We applied two library preparation procedures that have been reported to differentiate errors that occur during transcription from those that arise during sequencing (20–22). Both methods aim to produce multiple cDNA copies of each mRNA and identify consensus errors, which represent those that are actually present in the corresponding mRNA template. The first method involves successive rounds of sequencing streptavidin-captured mRNAs (20) to generate the multiple cDNA copies of each mRNA, and the second method (termed CircSeq) (21, 22) is based on the sequencing of short, circularized fragments of mRNA that are copied multiple times by rolling-circle amplification before sequencing. Attempts at the original streptavidin-capture method of Gout et al. (20) failed to generate multiple copies of cDNA from each mRNA, and even after consulting with the authors and applying several suggested additions and modifications to the published protocol, we concluded that this method, as currently described, cannot be used to estimate transcription error rates.
For the CircSeq procedure, we followed the protocol of Acevedo and Andino (22) with the following modifications that reduced the total number of steps. Starting with 1 μg purified mRNA, samples were fragmented with the NEB Magnesium Fragmentation module at 94 °C for 5 min and then assayed by denaturing PAGE. Regions of the gel-containing RNA fragments in the 80- to 100-nt size range were excised from the gel, and RNA was eluted from crushed gel slices by overnight incubation in a solution containing 600 mM sodium acetate, 0.017% (wt/vol) SDS, and 1.67 mM EDTA at 4 °C. RNA was recovered from the eluent by ethanol precipitation, washed in 70% (vol/vol) EtOH, resuspended in 14 µL ddH2O, and analyzed for quality on an Agilent Bioanalyzer RNA chip. RNA fragments were circularized by incubating the entire sample volume with 1 µL T4 polynucleotide kinase (NEB), 1 µL T4 RNA ligase I (NEB), 2 µL T4 RNA ligase buffer (NEB), and 2 µL 10 mM ATP for 30 min at 37 °C. Samples were purified by PCI extraction and ethanol precipitation, and libraries were prepared for Illumina sequencing by following the protocol accompanying the NEBNext Ultra RNA Library Prep Kit through completion of the second strand synthesis step. After this step, samples were repurified by PCI extraction and ethanol precipitation and analyzed with an Agilent Bioanalyzer RNA chip to determine the extent of rolling circle amplification, which occurred during the cDNA synthesis step of the NEB protocol. After confirming amplification status, ddH2O was added to a final volume of 200 µL, and samples were subjected to 12 min of pulsed sonication (15 s on, 15 s off, amplitude 20%) in a Qsonica sonicator to obtain fragments for sequencing. After harvesting nucleic acids by EtOH precipitation, we resumed the NEBNext Ultra RNA Library Prep Kit protocol for a target insert size of 300 bp. Samples were barcoded using NEBNext Multiplex Oligos (Index Primers Set 1), and the resulting libraries were sequenced on an Illumina MiSeq using 300-nt reads. Sequencing files were discriminated based on their identifying barcodes and analyzed using the CirSeq_v2 pipeline (21).

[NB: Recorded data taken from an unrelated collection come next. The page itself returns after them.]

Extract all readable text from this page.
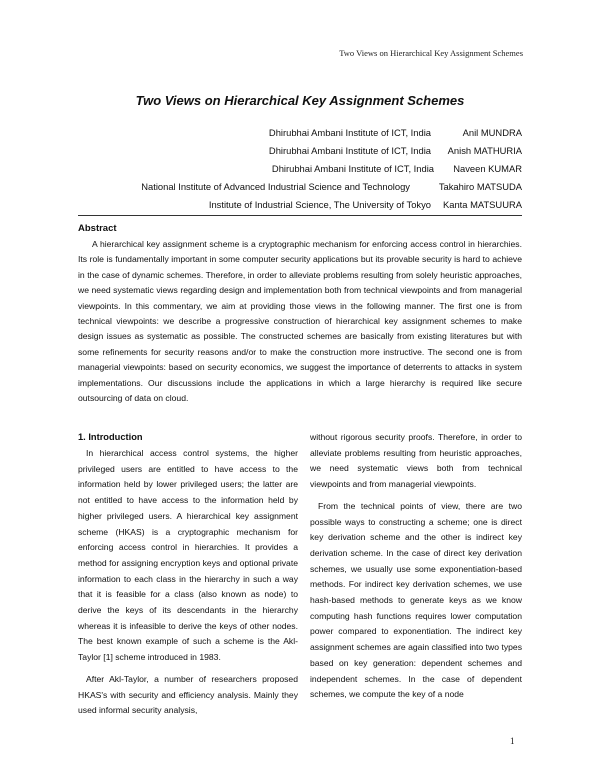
Two Views on Hierarchical Key Assignment Schemes
Two Views on Hierarchical Key Assignment Schemes
Dhirubhai Ambani Institute of ICT, India	Anil MUNDRA
Dhirubhai Ambani Institute of ICT, India	Anish MATHURIA
Dhirubhai Ambani Institute of ICT, India	Naveen KUMAR
National Institute of Advanced Industrial Science and Technology	Takahiro MATSUDA
Institute of Industrial Science, The University of Tokyo	Kanta MATSUURA

Abstract

A hierarchical key assignment scheme is a cryptographic mechanism for enforcing access control in hierarchies. Its role is fundamentally important in some computer security applications but its provable security is hard to achieve in the case of dynamic schemes. Therefore, in order to alleviate problems resulting from solely heuristic approaches, we need systematic views regarding design and implementation both from technical viewpoints and from managerial viewpoints. In this commentary, we aim at providing those views in the following manner. The first one is from technical viewpoints: we describe a progressive construction of hierarchical key assignment schemes to make design issues as systematic as possible. The constructed schemes are basically from existing literatures but with some refinements for security reasons and/or to make the construction more instructive. The second one is from managerial viewpoints: based on security economics, we suggest the importance of deterrents to attacks in system implementations. Our discussions include the applications in which a large hierarchy is required like secure outsourcing of data on cloud.

1. Introduction

In hierarchical access control systems, the higher privileged users are entitled to have access to the information held by lower privileged users; the latter are not entitled to have access to the information held by higher privileged users. A hierarchical key assignment scheme (HKAS) is a cryptographic mechanism for enforcing access control in hierarchies. It provides a method for assigning encryption keys and optional private information to each class in the hierarchy in such a way that it is feasible for a class (also known as node) to derive the keys of its descendants in the hierarchy whereas it is infeasible to derive the keys of other nodes. The best known example of such a scheme is the Akl-Taylor [1] scheme introduced in 1983.

After Akl-Taylor, a number of researchers proposed HKAS's with security and efficiency analysis. Mainly they used informal security analysis,

without rigorous security proofs. Therefore, in order to alleviate problems resulting from heuristic approaches, we need systematic views both from technical viewpoints and from managerial viewpoints.

From the technical points of view, there are two possible ways to constructing a scheme; one is direct key derivation scheme and the other is indirect key derivation scheme. In the case of direct key derivation schemes, we usually use some exponentiation-based methods. For indirect key derivation schemes, we use hash-based methods to generate keys as we know computing hash functions requires lower computation power compared to exponentiation. The indirect key assignment schemes are again classified into two types based on key generation: dependent schemes and independent schemes. In the case of dependent schemes, we compute the key of a node

1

Data Processing and Analysis.
After the sequences were processed by the CirSeq_v2 pipeline with an average quality score cutoff of 20 (Fig. S5 and SI Methods), we removed those duplicate and multicopy genes that are polymorphic within the E. coli genome (e.g., structural RNA genes, ompF and ompC, and tufA and tufB) because the source of variation cannot be unequivocally assigned. Transcription error rates were adjusted for base composition of the sample using the weighted average of the occurrence of each nucleotide in the particular individual transcriptome being considered.
Fig. S5.
Effect of sequencing errors and data quality on the estimation of transcription error frequencies. Transcription error frequencies for the combined E. coli replicates were calculated at increasing average base quality scores between 10 and 40 to demonstrate the effect of sequencing errors and low quality bases on error frequencies. Overall transcription error frequency (A) and the transcription error frequency for each nucleotide substitution (B) level off in the quality-score range of 18–20, indicating that use of data in this range and beyond exclude sequencing artifacts from estimates of transcription error rates. There were insufficient bases in the transcriptome that attained average quality scores >38 for inclusion in this analysis.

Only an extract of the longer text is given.